Nun können die Verfechter des Naturalismus weiterhin einschränken, dass die Aussage „Bertold Brecht war ein begnadeter Dichter“ als wertende Aussage eine subjektive Aussage ist, die nicht den Anspruch erhebt, objektiv gültig zu sein. Doch was heißt das? Könnte man genauso gut das Gegenteil behaupten? Diejenigen, die Brecht für einen guten Dichter halten, werden vehement widersprechen, auch jene, die zugleich Naturalisten sind. Denn eine solche wertende Aussage soll nicht nur für den Menschen gültig sein, der sie ausspricht, sondern für möglichst viele, wenn sie denn zustimmen. Wenn nur ein einziger Mensch etwas mit einer Aussage anfangen kann, braucht er sie gar nicht erst zu äußern. Sie ist so inhaltsleer wie irgendein unverständiger Laut. Vielmehr erwartet der Mensch, der die Aussage macht, dass andere ihr oder ihm zustimmen. „Ja in der Tat, Brecht war ein begnadeter Dichter, man denke nur an seine Kunst, mit sprachlich kargen Mitteln so treffende Ausdrücke zu finden!“ An die erste Aussage mit einem wertenden Gehalt schließt sich im Dialog eine weitere, ebenfalls mit einem wertenden Gehalt an. Deshalb werden wertorientierte Aussagen gemacht. Sie appellieren an andere Menschen, zuzustimmen.
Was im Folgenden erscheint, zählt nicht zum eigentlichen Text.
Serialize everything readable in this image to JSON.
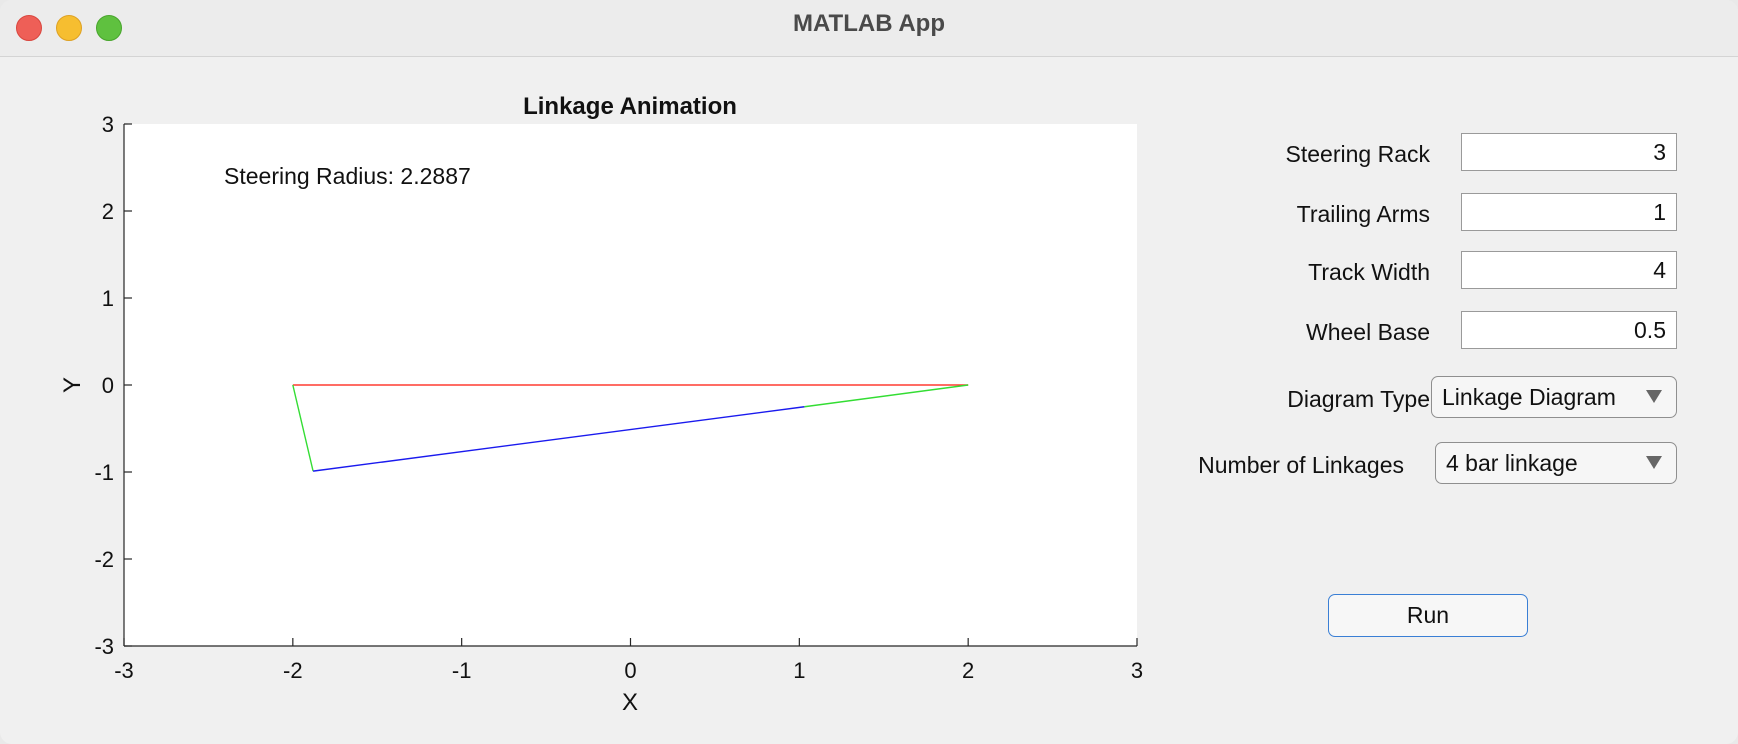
{
  "window": {
    "title": "MATLAB App"
  },
  "axes": {
    "title": "Linkage Animation",
    "xlabel": "X",
    "ylabel": "Y",
    "annotation": "Steering Radius: 2.2887",
    "x_ticks": [
      "-3",
      "-2",
      "-1",
      "0",
      "1",
      "2",
      "3"
    ],
    "y_ticks": [
      "3",
      "2",
      "1",
      "0",
      "-1",
      "-2",
      "-3"
    ]
  },
  "chart_data": {
    "type": "line",
    "title": "Linkage Animation",
    "xlabel": "X",
    "ylabel": "Y",
    "xlim": [
      -3,
      3
    ],
    "ylim": [
      -3,
      3
    ],
    "annotation": "Steering Radius: 2.2887",
    "series": [
      {
        "name": "red",
        "color": "#ff3b30",
        "x": [
          -2,
          2
        ],
        "y": [
          0,
          0
        ]
      },
      {
        "name": "green-left",
        "color": "#33dd33",
        "x": [
          -2,
          -1.88
        ],
        "y": [
          0,
          -0.99
        ]
      },
      {
        "name": "blue",
        "color": "#1a1aee",
        "x": [
          -1.88,
          1.03
        ],
        "y": [
          -0.99,
          -0.25
        ]
      },
      {
        "name": "green-right",
        "color": "#33dd33",
        "x": [
          1.03,
          2
        ],
        "y": [
          -0.25,
          0
        ]
      }
    ]
  },
  "controls": {
    "steering_rack": {
      "label": "Steering Rack",
      "value": "3"
    },
    "trailing_arms": {
      "label": "Trailing Arms",
      "value": "1"
    },
    "track_width": {
      "label": "Track Width",
      "value": "4"
    },
    "wheel_base": {
      "label": "Wheel Base",
      "value": "0.5"
    },
    "diagram_type": {
      "label": "Diagram Type",
      "value": "Linkage Diagram"
    },
    "num_linkages": {
      "label": "Number of Linkages",
      "value": "4 bar linkage"
    },
    "run_label": "Run"
  },
  "colors": {
    "accent": "#3a7fd5",
    "close": "#ee5f57",
    "minimize": "#f6be30",
    "maximize": "#5fc13f"
  }
}
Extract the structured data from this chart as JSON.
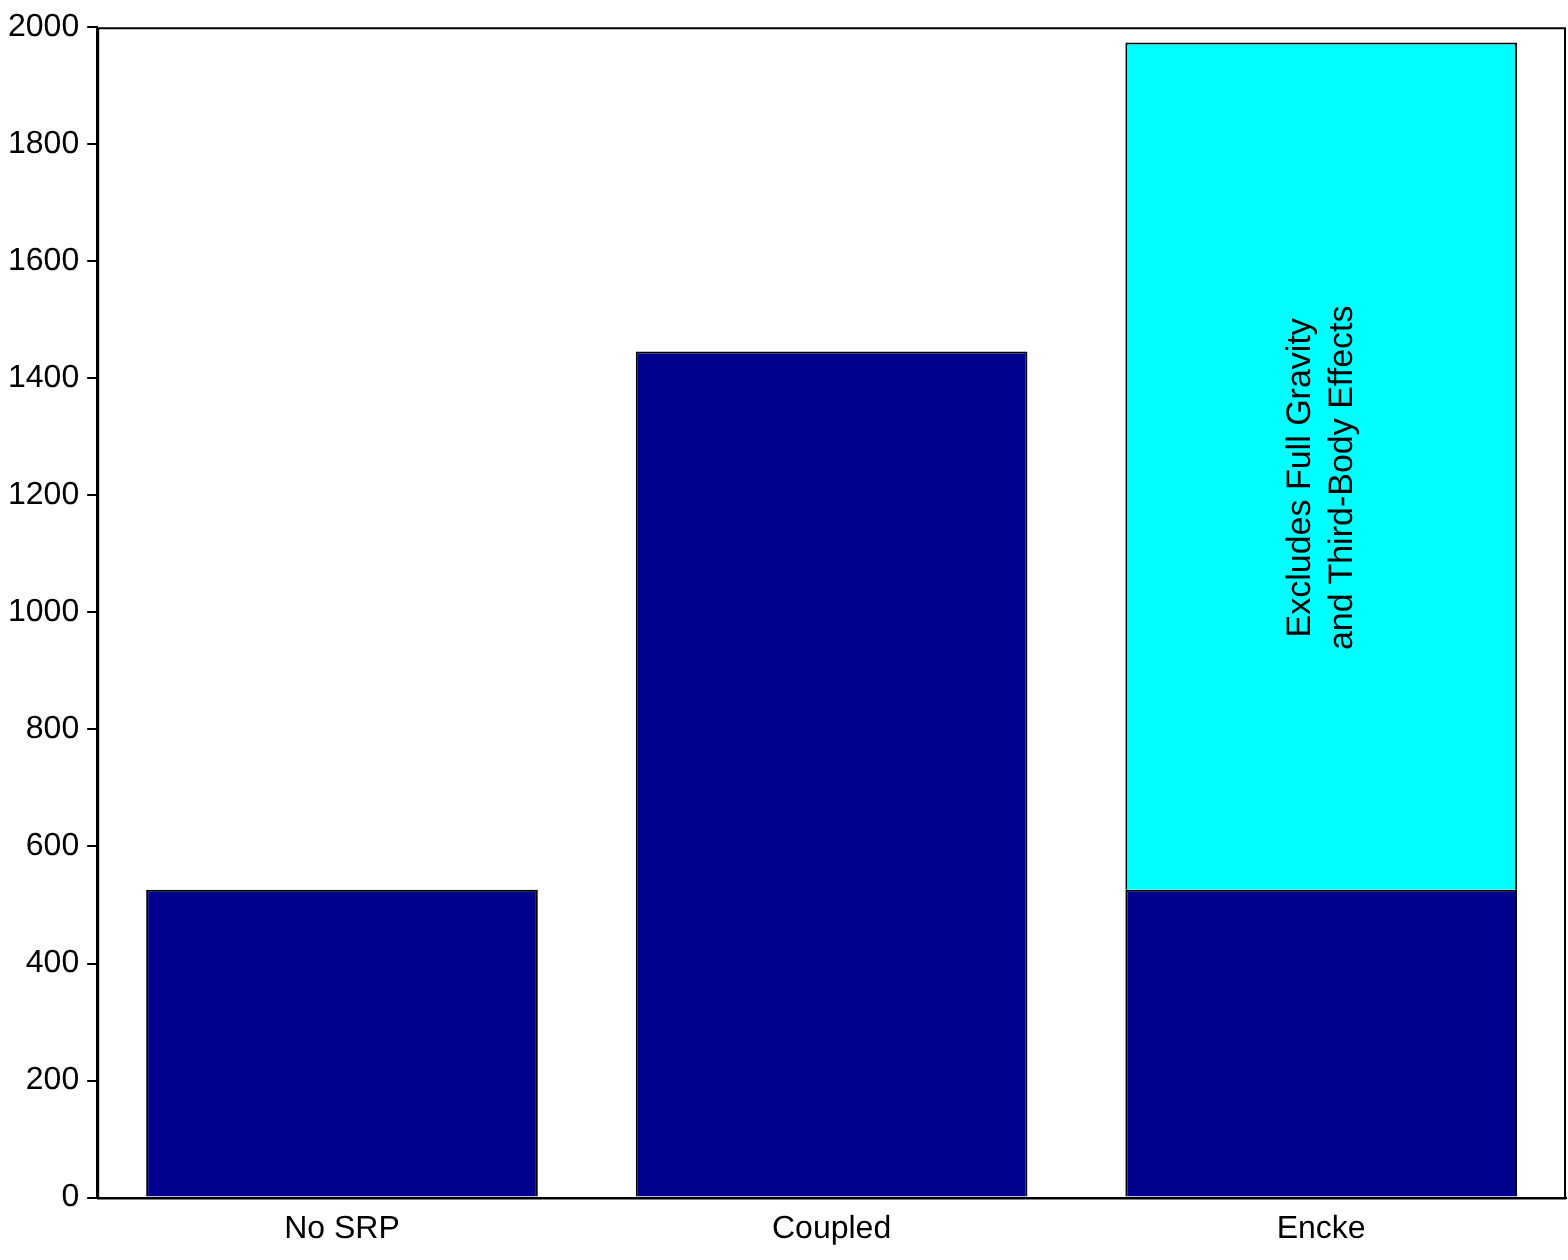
{
  "chart_data": {
    "type": "bar",
    "stacked": true,
    "categories": [
      "No SRP",
      "Coupled",
      "Encke"
    ],
    "series": [
      {
        "color": "#00008f",
        "values": [
          526,
          1446,
          526
        ]
      },
      {
        "color": "#00ffff",
        "values": [
          null,
          null,
          1448
        ]
      }
    ],
    "ylim": [
      0,
      2000
    ],
    "yticks": [
      0,
      200,
      400,
      600,
      800,
      1000,
      1200,
      1400,
      1600,
      1800,
      2000
    ],
    "grid": false,
    "legend": false,
    "annotations": [
      "Excludes Full Gravity\nand Third-Body Effects"
    ]
  }
}
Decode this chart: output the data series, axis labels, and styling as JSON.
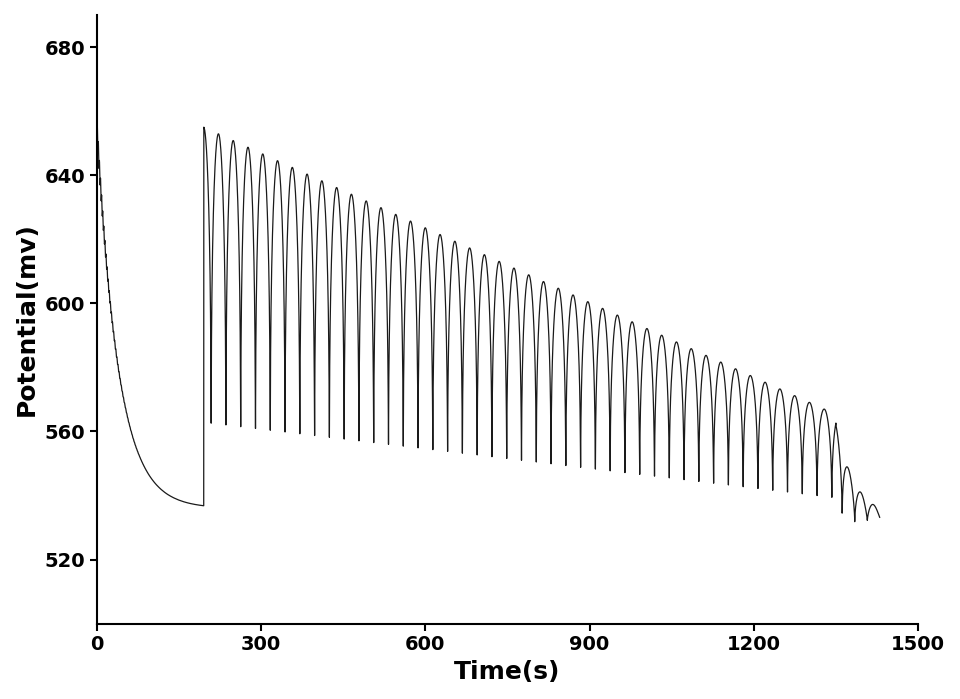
{
  "title": "",
  "xlabel": "Time(s)",
  "ylabel": "Potential(mv)",
  "xlim": [
    0,
    1500
  ],
  "ylim": [
    500,
    690
  ],
  "yticks": [
    520,
    560,
    600,
    640,
    680
  ],
  "xticks": [
    0,
    300,
    600,
    900,
    1200,
    1500
  ],
  "line_color": "#1a1a1a",
  "line_width": 0.9,
  "background_color": "#ffffff",
  "axes_background": "#ffffff",
  "initial_start_val": 655,
  "initial_end_time": 195,
  "initial_end_val": 536,
  "osc_start_time": 195,
  "osc_end_time": 1380,
  "osc_period": 27.0,
  "top_env_start": 655,
  "top_env_end": 563,
  "bottom_env_start": 530,
  "bottom_env_end": 530,
  "dip_sharpness": 8.0,
  "xlabel_fontsize": 18,
  "ylabel_fontsize": 18,
  "tick_fontsize": 14,
  "label_fontweight": "bold"
}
Nicht wissenschaftliche Aussagen sind wichtig für das Zusammenleben

Das heißt aber, dass solche wertenden Aussagen in zahlreicher Form existieren und menschliche Gemeinschaften durchdringen. Diese Aussagen sind nicht wissenschaftlich, das sei zugestanden und doch sind sie für keinen Menschen, der in einer sozialen Umwelt lebt, verzichtbar. Dann aber ist es nicht entscheidend, dass man wertende Aussagen macht, sondern, wie man mit ihnen umgeht. Nun steht der anfangs geäußerte Vorwurf der Weltanschauung im Raum. Doch eine Weltanschauung ist eine geschlossene Theorie über die Welt, allerdings eine, die auch auf nicht wissenschaftliche Aussagen ruht.

Glaubensaussagen jenseits von Wissenschaft und Weltanschauung

Es wäre in der Tat gefährlich, weltanschauliche Aussagen mit den wissenschaftlichen Aussagen gleichzusetzen. Überhaupt ist die Vorstellung, es gäbe so etwas wie die eine und richtige Anschauung von der Welt für eine offene Gesellschaft bedrohlich. Und ja, es gab Zeiten, in denen christliche Aussagen über die Welt wie weltanschauliche Aussagen behandelt wurden. Aber es gibt ein tertium datur. Man kann die christlichen Aussagen über die Welt als Schöpfung Gottes vielleicht besser verstehen, wenn man sie mit wertenden Aussagen vergleicht. Sie sind nicht einfach subjektive Eindrücke, schon gar nicht sind sie Aussage über Fantasiewelten. Sie sind Aussagen über die Welt, die um Zustimmung werben. Sie verweisen auf eine existentielle Verbundenheit, die nur die übersehen, die allein wissenschaftlich-objektivierenden Beschreibungen folgen. Sie hegen die Hoffnung, dass möglichst viele andere diesen Aussagen zustimmen. Und doch sind sie keine geschlossene Weltanschauung. Denn Christinnen und Christen wissen, dass man Gott nicht in geschlossene Theorien fassen kann. Der christliche Glaube bezeugt die Wahrheit des Glaubens, sie hat sie aber nicht verfügbar. Dieser Unterschied ist entscheidend. Wer ihn berücksichtigt findet sich in größerer Nähe zu jenen, die Bertold Brecht einen großen Dichter nennen als zu jenen, die sich allein auf Wissenschaftliches reduzieren und jenen, die geschlossene Weltbilder verkünden.